To complete a media item purchase without sending transaction information to the media store, the electronic device can store pre-paid credits locally on the device. The pre-paid credits can be purchased in advance, for example when the device is connected to the store. In response to a user request to purchase a particular recommended media item, the electronic device can deduct the cost of the recommended media item from the locally stored credit, and remove the access restrictions of the device. The amount of credit remaining can be communicated to the store or to a host device (e.g., used to manage the user's media library) when communications become available.
While Wi-Fi hotspots have become increasingly common to allow iPod touch or Wi-Fi iPad owners to connect to the Internet with some level of regularity, it appears that Apple is still interested in exploring ways to allow users to unlock new media content even when not connected to the Internet.
The second patent describes a proximity-based method for transferring files between devices, such as a computer and a mobile device. While a number of existing solutions such as Bump and Samsung's S Beam allow for such actions, Apple's patent includes a contextual aspect that allows for very specific transfer scenarios to simplify the user experience.

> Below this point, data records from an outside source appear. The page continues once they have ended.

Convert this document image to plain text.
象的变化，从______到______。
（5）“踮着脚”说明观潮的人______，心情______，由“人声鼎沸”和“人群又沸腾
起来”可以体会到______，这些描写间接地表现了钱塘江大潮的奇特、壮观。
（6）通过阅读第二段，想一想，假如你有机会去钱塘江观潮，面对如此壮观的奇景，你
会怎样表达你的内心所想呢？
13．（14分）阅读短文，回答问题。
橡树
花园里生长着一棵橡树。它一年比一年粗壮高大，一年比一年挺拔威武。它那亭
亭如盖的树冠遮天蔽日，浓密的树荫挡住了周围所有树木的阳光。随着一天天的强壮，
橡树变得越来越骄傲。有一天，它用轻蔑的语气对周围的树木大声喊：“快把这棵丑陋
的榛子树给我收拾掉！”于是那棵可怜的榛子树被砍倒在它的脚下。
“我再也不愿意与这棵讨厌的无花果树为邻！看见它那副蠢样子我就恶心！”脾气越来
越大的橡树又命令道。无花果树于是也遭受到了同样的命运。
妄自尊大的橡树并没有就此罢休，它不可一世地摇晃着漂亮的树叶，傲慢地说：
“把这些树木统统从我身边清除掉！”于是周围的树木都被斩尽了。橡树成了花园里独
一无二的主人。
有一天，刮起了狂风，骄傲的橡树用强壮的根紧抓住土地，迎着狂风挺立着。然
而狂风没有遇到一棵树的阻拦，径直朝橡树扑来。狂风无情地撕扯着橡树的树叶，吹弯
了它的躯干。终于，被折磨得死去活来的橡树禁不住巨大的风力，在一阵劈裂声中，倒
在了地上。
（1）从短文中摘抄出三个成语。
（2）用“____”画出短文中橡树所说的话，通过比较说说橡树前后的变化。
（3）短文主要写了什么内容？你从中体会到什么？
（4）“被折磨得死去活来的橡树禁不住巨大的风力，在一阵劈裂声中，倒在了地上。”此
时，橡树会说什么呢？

In one simple example outlined by Apple, a user composing an email on his or her Mac wishes to add an image from their phone. Under the proposed method, the user could select the insertion location in the email, use a contextual menu to invoke an insertion option, bring up the desired image on their phone, and then bring the phone in close proximity to the Mac.
Using a combination of proximity and communication technologies such as Bluetooth, near field communication (NFC) technology, Wi-Fi, and or a webcam, the image could then be automatically and wirelessly transferred to the computer and inserted into the email at the proper location.